2.3 The Maxwell–Boltzmann distribution

The pressure and equipartition results used the averages $\langle v_x^2\rangle$ and $\langle\varepsilon\rangle$ without ever needing the full distribution of velocities. That distribution — how many molecules move at each speed — is fixed not by mechanics but by statistical equilibrium, and it is the Maxwell–Boltzmann distribution.

Fixing the form

In equilibrium the joint distribution of the three velocity components $(v_x, v_y, v_z)$ must satisfy three conditions: it is factorisable across components (the components are independent), it is isotropic (it depends only on the speed $|\mathbf v|$ ), and it is consistent with $\langle\varepsilon\rangle = \tfrac32 k_B T$ from 2.2. Only one functional form meets all three.

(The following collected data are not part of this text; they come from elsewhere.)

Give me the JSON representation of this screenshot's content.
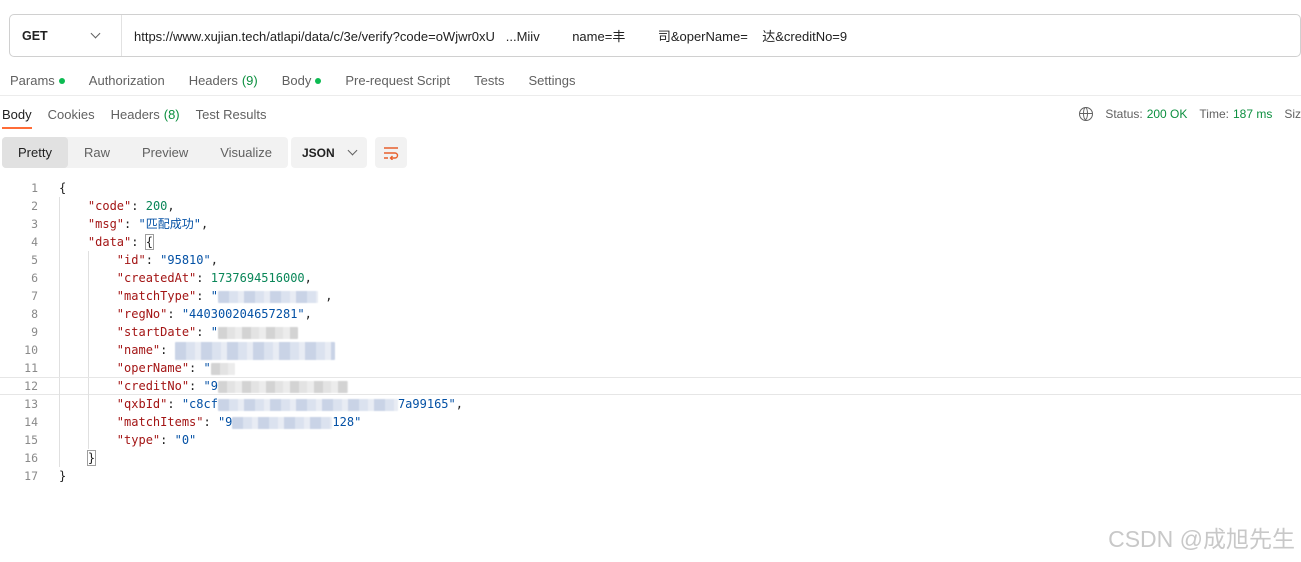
{
  "request": {
    "method": "GET",
    "url": "https://www.xujian.tech/atlapi/data/c/3e/verify?code=oWjwr0xU   ...Miiv         name=丰         司&operName=    达&creditNo=9"
  },
  "request_tabs": [
    {
      "label": "Params",
      "dot": true
    },
    {
      "label": "Authorization"
    },
    {
      "label": "Headers",
      "count": "(9)"
    },
    {
      "label": "Body",
      "dot": true
    },
    {
      "label": "Pre-request Script"
    },
    {
      "label": "Tests"
    },
    {
      "label": "Settings"
    }
  ],
  "response_tabs": [
    {
      "label": "Body"
    },
    {
      "label": "Cookies"
    },
    {
      "label": "Headers",
      "count": "(8)"
    },
    {
      "label": "Test Results"
    }
  ],
  "status": {
    "status_label": "Status:",
    "status_value": "200 OK",
    "time_label": "Time:",
    "time_value": "187 ms",
    "size_label": "Siz"
  },
  "view_modes": [
    "Pretty",
    "Raw",
    "Preview",
    "Visualize"
  ],
  "format": "JSON",
  "json_lines": {
    "l1": "{",
    "code_key": "\"code\"",
    "code_val": "200",
    "msg_key": "\"msg\"",
    "msg_val": "\"匹配成功\"",
    "data_key": "\"data\"",
    "data_brace": "{",
    "id_key": "\"id\"",
    "id_val": "\"95810\"",
    "created_key": "\"createdAt\"",
    "created_val": "1737694516000",
    "matchtype_key": "\"matchType\"",
    "matchtype_val": "\"",
    "regno_key": "\"regNo\"",
    "regno_val": "\"440300204657281\"",
    "startdate_key": "\"startDate\"",
    "startdate_val": "\"",
    "name_key": "\"name\"",
    "opername_key": "\"operName\"",
    "opername_val": "\"",
    "creditno_key": "\"creditNo\"",
    "creditno_val": "\"9",
    "qxbid_key": "\"qxbId\"",
    "qxbid_val_start": "\"c8cf",
    "qxbid_val_end": "7a99165\"",
    "matchitems_key": "\"matchItems\"",
    "matchitems_val_start": "\"9",
    "matchitems_val_end": "128\"",
    "type_key": "\"type\"",
    "type_val": "\"0\"",
    "close_data": "}",
    "close_root": "}"
  },
  "line_numbers": [
    "1",
    "2",
    "3",
    "4",
    "5",
    "6",
    "7",
    "8",
    "9",
    "10",
    "11",
    "12",
    "13",
    "14",
    "15",
    "16",
    "17"
  ],
  "watermark": "CSDN @成旭先生"
}
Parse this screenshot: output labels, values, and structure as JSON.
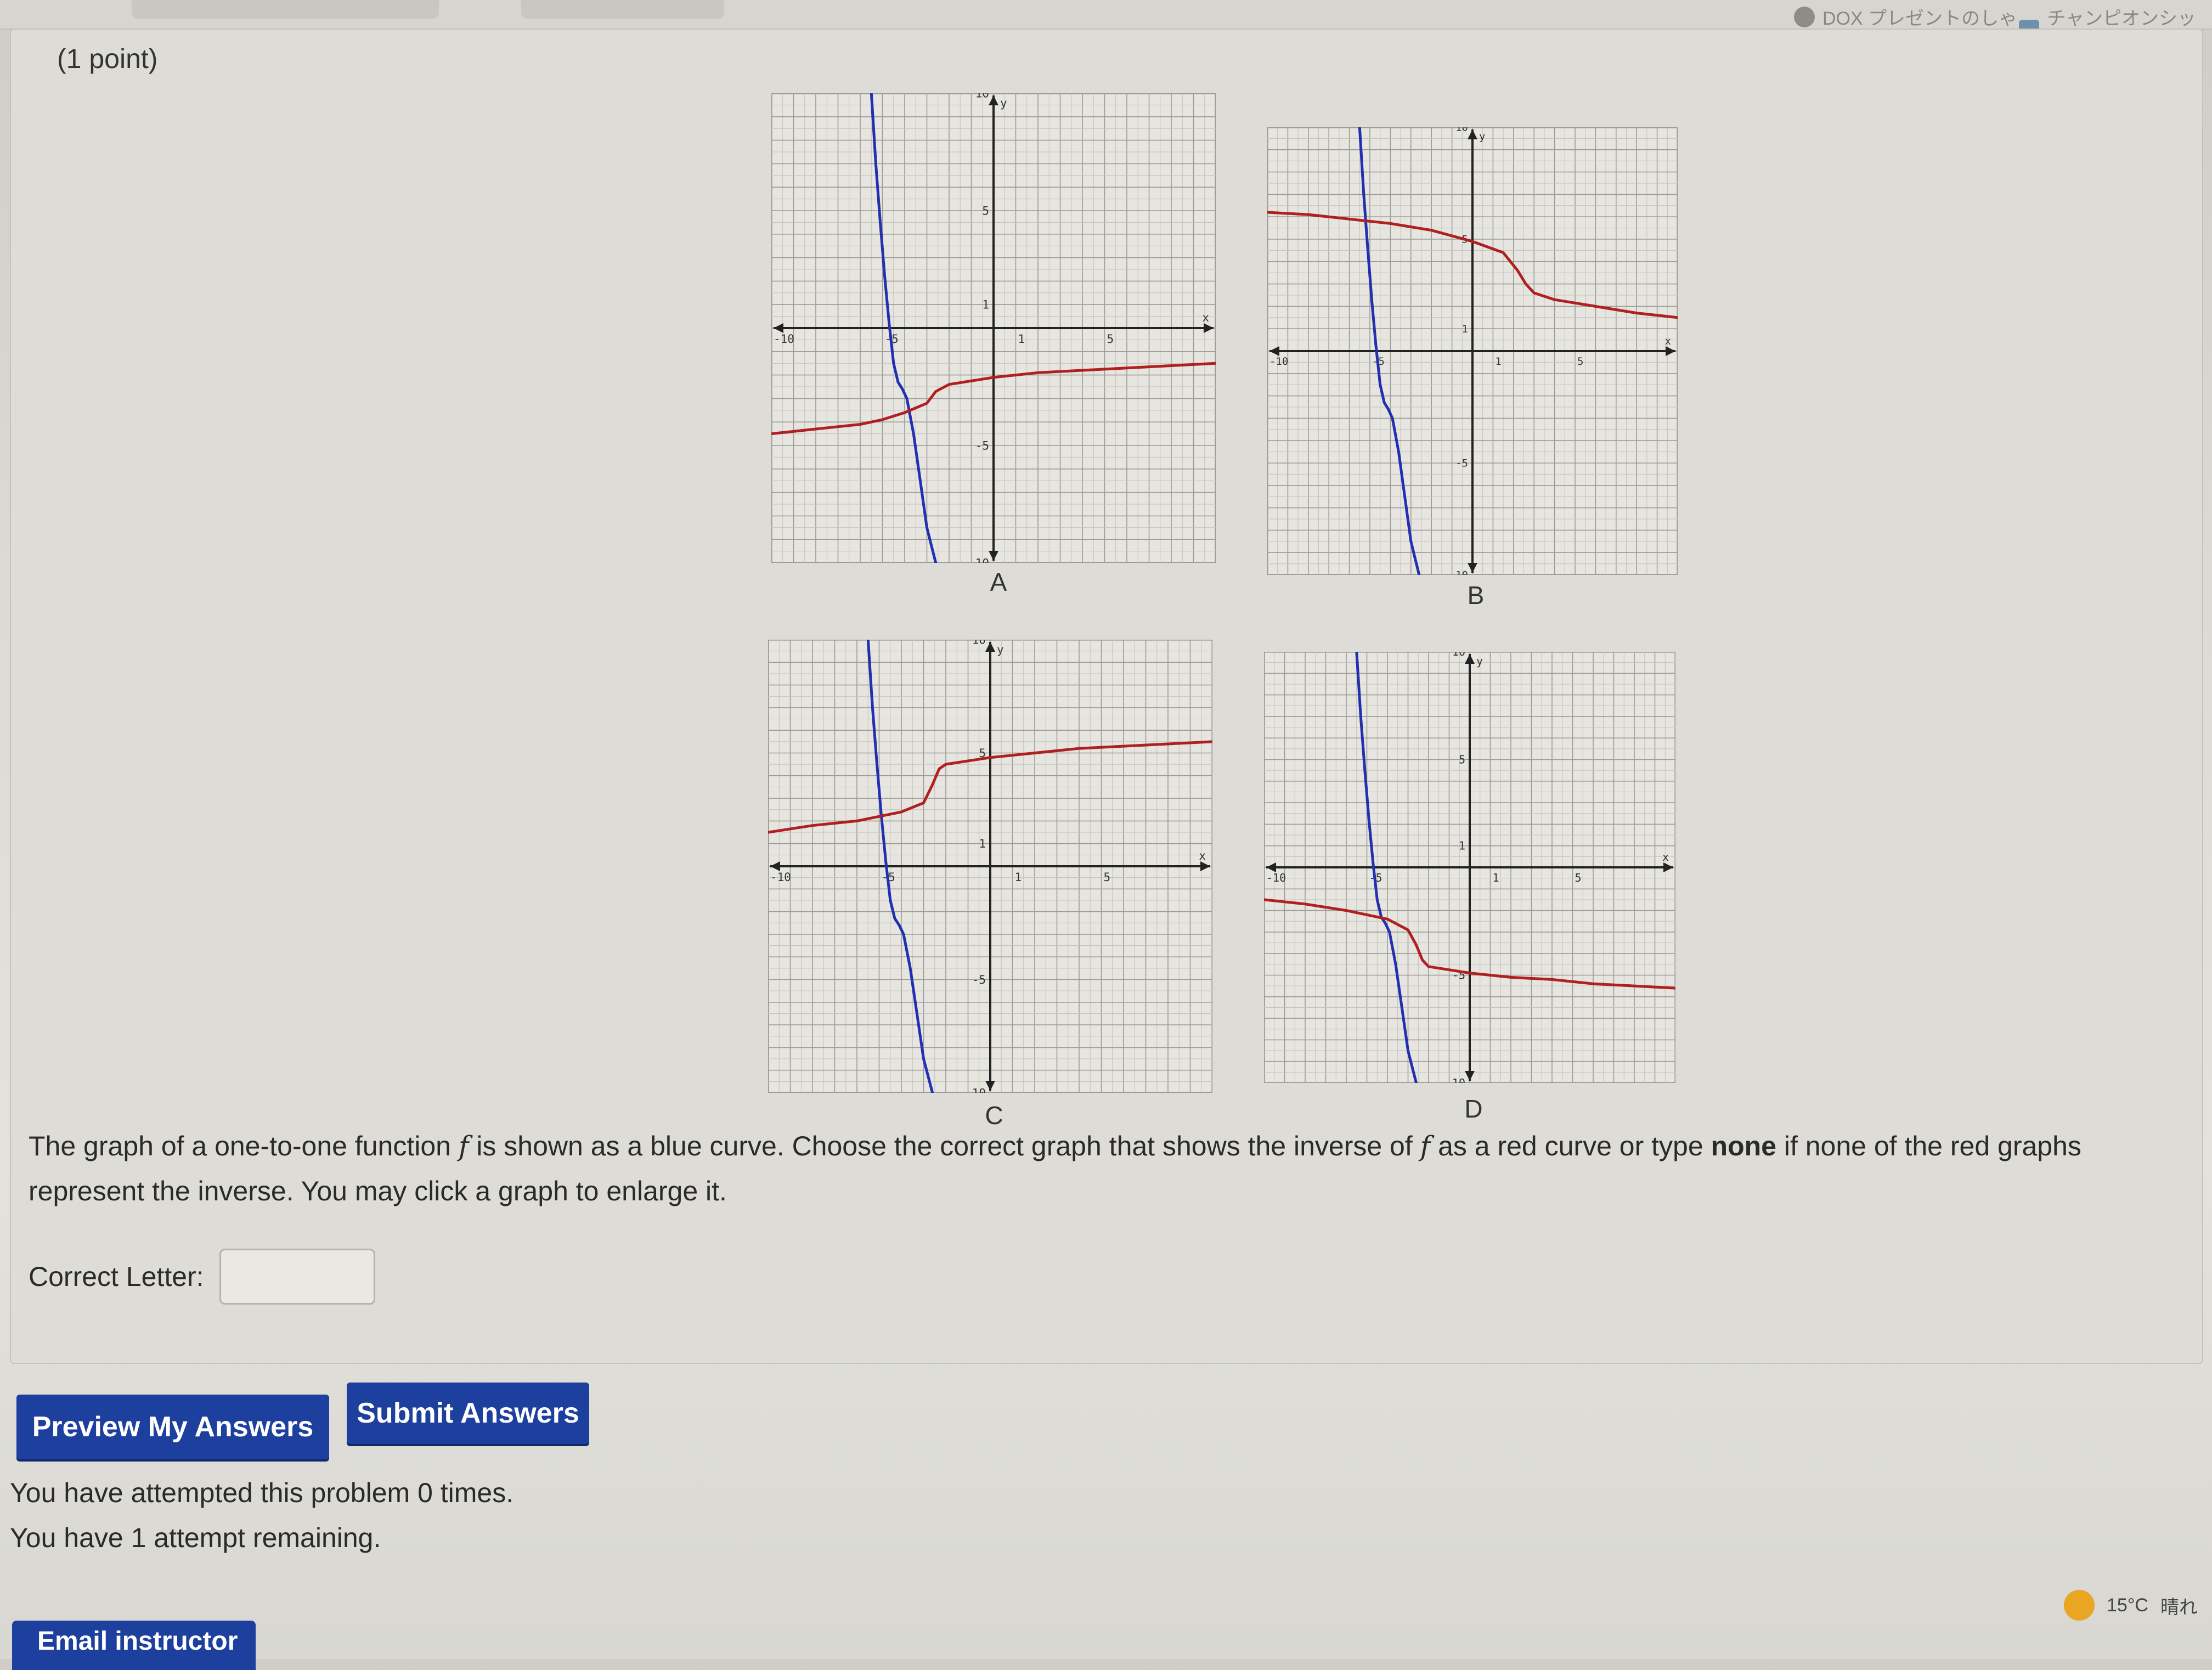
{
  "browser": {
    "bookmarks": [
      {
        "icon": "circle-icon",
        "label": "DOX プレゼントのしゃ"
      },
      {
        "icon": "app-icon",
        "label": "チャンピオンシップ"
      }
    ]
  },
  "problem": {
    "points_label": "(1 point)",
    "graphs": [
      {
        "letter": "A",
        "chart_data": {
          "type": "line",
          "xlim": [
            -10,
            10
          ],
          "ylim": [
            -10,
            10
          ],
          "grid": true,
          "x_ticks": [
            -10,
            -5,
            1,
            5,
            10
          ],
          "y_ticks": [
            10,
            5,
            1,
            -5,
            -10
          ],
          "xlabel": "x",
          "ylabel": "y",
          "series": [
            {
              "color": "#2030b0",
              "x": [
                -5.5,
                -5.3,
                -5.1,
                -4.9,
                -4.7,
                -4.5,
                -4.3,
                -4.1,
                -3.9,
                -3.6,
                -3.3,
                -3.0,
                -2.6
              ],
              "y": [
                10,
                7,
                4.5,
                2.2,
                0.2,
                -1.5,
                -2.3,
                -2.6,
                -3.0,
                -4.5,
                -6.5,
                -8.5,
                -10
              ]
            },
            {
              "color": "#b02020",
              "x": [
                -10,
                -8,
                -6,
                -5,
                -4,
                -3,
                -2.6,
                -2,
                0,
                2,
                4,
                6,
                8,
                10
              ],
              "y": [
                -4.5,
                -4.3,
                -4.1,
                -3.9,
                -3.6,
                -3.2,
                -2.7,
                -2.4,
                -2.1,
                -1.9,
                -1.8,
                -1.7,
                -1.6,
                -1.5
              ]
            }
          ]
        }
      },
      {
        "letter": "B",
        "chart_data": {
          "type": "line",
          "xlim": [
            -10,
            10
          ],
          "ylim": [
            -10,
            10
          ],
          "grid": true,
          "x_ticks": [
            -10,
            -5,
            1,
            5,
            10
          ],
          "y_ticks": [
            10,
            5,
            1,
            -5,
            -10
          ],
          "xlabel": "x",
          "ylabel": "y",
          "series": [
            {
              "color": "#2030b0",
              "x": [
                -5.5,
                -5.3,
                -5.1,
                -4.9,
                -4.7,
                -4.5,
                -4.3,
                -4.1,
                -3.9,
                -3.6,
                -3.3,
                -3.0,
                -2.6
              ],
              "y": [
                10,
                7,
                4.5,
                2.2,
                0.2,
                -1.5,
                -2.3,
                -2.6,
                -3.0,
                -4.5,
                -6.5,
                -8.5,
                -10
              ]
            },
            {
              "color": "#b02020",
              "x": [
                -10,
                -8,
                -6,
                -4,
                -2,
                0,
                1.5,
                2.2,
                2.6,
                3,
                4,
                6,
                8,
                10
              ],
              "y": [
                6.2,
                6.1,
                5.9,
                5.7,
                5.4,
                4.9,
                4.4,
                3.6,
                3.0,
                2.6,
                2.3,
                2.0,
                1.7,
                1.5
              ]
            }
          ]
        }
      },
      {
        "letter": "C",
        "chart_data": {
          "type": "line",
          "xlim": [
            -10,
            10
          ],
          "ylim": [
            -10,
            10
          ],
          "grid": true,
          "x_ticks": [
            -10,
            -5,
            1,
            5,
            10
          ],
          "y_ticks": [
            10,
            5,
            1,
            -5,
            -10
          ],
          "xlabel": "x",
          "ylabel": "y",
          "series": [
            {
              "color": "#2030b0",
              "x": [
                -5.5,
                -5.3,
                -5.1,
                -4.9,
                -4.7,
                -4.5,
                -4.3,
                -4.1,
                -3.9,
                -3.6,
                -3.3,
                -3.0,
                -2.6
              ],
              "y": [
                10,
                7,
                4.5,
                2.2,
                0.2,
                -1.5,
                -2.3,
                -2.6,
                -3.0,
                -4.5,
                -6.5,
                -8.5,
                -10
              ]
            },
            {
              "color": "#b02020",
              "x": [
                -10,
                -8,
                -6,
                -4,
                -3,
                -2.6,
                -2.3,
                -2,
                0,
                2,
                4,
                6,
                8,
                10
              ],
              "y": [
                1.5,
                1.8,
                2.0,
                2.4,
                2.8,
                3.6,
                4.3,
                4.5,
                4.8,
                5.0,
                5.2,
                5.3,
                5.4,
                5.5
              ]
            }
          ]
        }
      },
      {
        "letter": "D",
        "chart_data": {
          "type": "line",
          "xlim": [
            -10,
            10
          ],
          "ylim": [
            -10,
            10
          ],
          "grid": true,
          "x_ticks": [
            -10,
            -5,
            1,
            5,
            10
          ],
          "y_ticks": [
            10,
            5,
            1,
            -5,
            -10
          ],
          "xlabel": "x",
          "ylabel": "y",
          "series": [
            {
              "color": "#2030b0",
              "x": [
                -5.5,
                -5.3,
                -5.1,
                -4.9,
                -4.7,
                -4.5,
                -4.3,
                -4.1,
                -3.9,
                -3.6,
                -3.3,
                -3.0,
                -2.6
              ],
              "y": [
                10,
                7,
                4.5,
                2.2,
                0.2,
                -1.5,
                -2.3,
                -2.6,
                -3.0,
                -4.5,
                -6.5,
                -8.5,
                -10
              ]
            },
            {
              "color": "#b02020",
              "x": [
                -10,
                -8,
                -6,
                -4,
                -3,
                -2.6,
                -2.3,
                -2,
                0,
                2,
                4,
                6,
                8,
                10
              ],
              "y": [
                -1.5,
                -1.7,
                -2.0,
                -2.4,
                -2.9,
                -3.6,
                -4.3,
                -4.6,
                -4.9,
                -5.1,
                -5.2,
                -5.4,
                -5.5,
                -5.6
              ]
            }
          ]
        }
      }
    ],
    "instructions": {
      "part1": "The graph of a one-to-one function ",
      "fvar": "f",
      "part2": " is shown as a blue curve. Choose the correct graph that shows the inverse of ",
      "part3": " as a red curve or type ",
      "keyword": "none",
      "part4": " if none of the red graphs represent the inverse. You may click a graph to enlarge it."
    },
    "answer": {
      "label": "Correct Letter:",
      "value": ""
    }
  },
  "buttons": {
    "preview": "Preview My Answers",
    "submit": "Submit Answers",
    "email": "Email instructor"
  },
  "attempts": {
    "line1": "You have attempted this problem 0 times.",
    "line2": "You have 1 attempt remaining."
  },
  "taskbar": {
    "temperature": "15°C",
    "condition": "晴れ"
  },
  "colors": {
    "button_blue": "#1d3f9e",
    "curve_blue": "#2030b0",
    "curve_red": "#b02020"
  }
}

▶ Why the component distribution is Gaussian Derivation

Independence means the joint density factorises, $F(v_x, v_y, v_z) = f(v_x)\,f(v_y)\,f(v_z)$ . Isotropy means it depends only on $v^2 = v_x^2 + v_y^2 + v_z^2$ . A function of a sum that is also a product of functions of the separate terms must be an exponential: $\ln F = \ln f(v_x) + \ln f(v_y) + \ln f(v_z)$ depends only on $v_x^2 + v_y^2 + v_z^2$ , which forces $\ln f(v_x) = a + b\,v_x^2$ . The distribution must be normalisable, so $b<0$ ; writing $b = -m/(2k_B T)$ and fixing $a$ by normalisation,

f(v_x) \;=\; \left(\frac{m}{2\pi k_B T}\right)^{1/2} e^{-m v_x^2/(2k_B T)}.

The choice $b = -m/(2k_B T)$ is exactly what makes $\langle\tfrac12 m v_x^2\rangle = \tfrac12 k_B T$ , the equipartition condition. ✓

To get the distribution of speeds rather than components, multiply the component density by the volume of the spherical shell of radius $v$ in velocity space, $4\pi v^2\,dv$ :

\boxed{\;f(v) \;=\; 4\pi \left(\frac{m}{2\pi k_B T}\right)^{3/2} v^2\, e^{-m v^2/(2k_B T)}.\;}

The $v^2$ from the shell pushes the peak away from zero; the exponential cuts off the high-speed tail. The distribution is therefore skewed, with a long tail toward high speeds.

v_p (most probable)410 m/s

⟨v⟩ (mean)463 m/s

v_rms502 m/s

c (speed of sound)343 m/s

Gas: Temperature: 293 K (20 °C)

The most-probable, mean, and RMS speeds always stand in the ratio √2 : √(8/π) : √3 ≈ 1.41 : 1.60 : 1.73. The speed of sound is the smallest of the four: it equals √(γ/3) ≈ 0.68 of v_rms for diatomic gas. Drop the temperature and the whole distribution contracts toward zero like √T.

Slide the temperature: the distribution shifts and broadens as $\sqrt{T}$ . Switch gases: at the same temperature, lighter molecules (H₂, He) reach far higher thermal speeds, since $\langle\varepsilon\rangle$ is fixed but $m$ is smaller.

Three characteristic speeds

The skew means there is no single “the” speed; three are useful, each the right one for a different question:

Most-probable speed $v_p = \sqrt{2 k_B T/m}$ — the peak, the typical speed of a randomly chosen molecule.
Mean speed $\langle v\rangle = \sqrt{8 k_B T/(\pi m)}$ — the average, the right speed for collision-rate arguments (rate $\propto \langle v\rangle$ ).
Root-mean-square speed $v_\text{rms} = \sqrt{3 k_B T/m}$ — the right speed for pressure and energy, which depend on $\langle v^2\rangle$ .

They sit in the fixed ratio $\sqrt2 : \sqrt{8/\pi} : \sqrt3 \approx 1.41 : 1.60 : 1.73$ , independent of gas or temperature — a direct fingerprint of the distribution’s shape.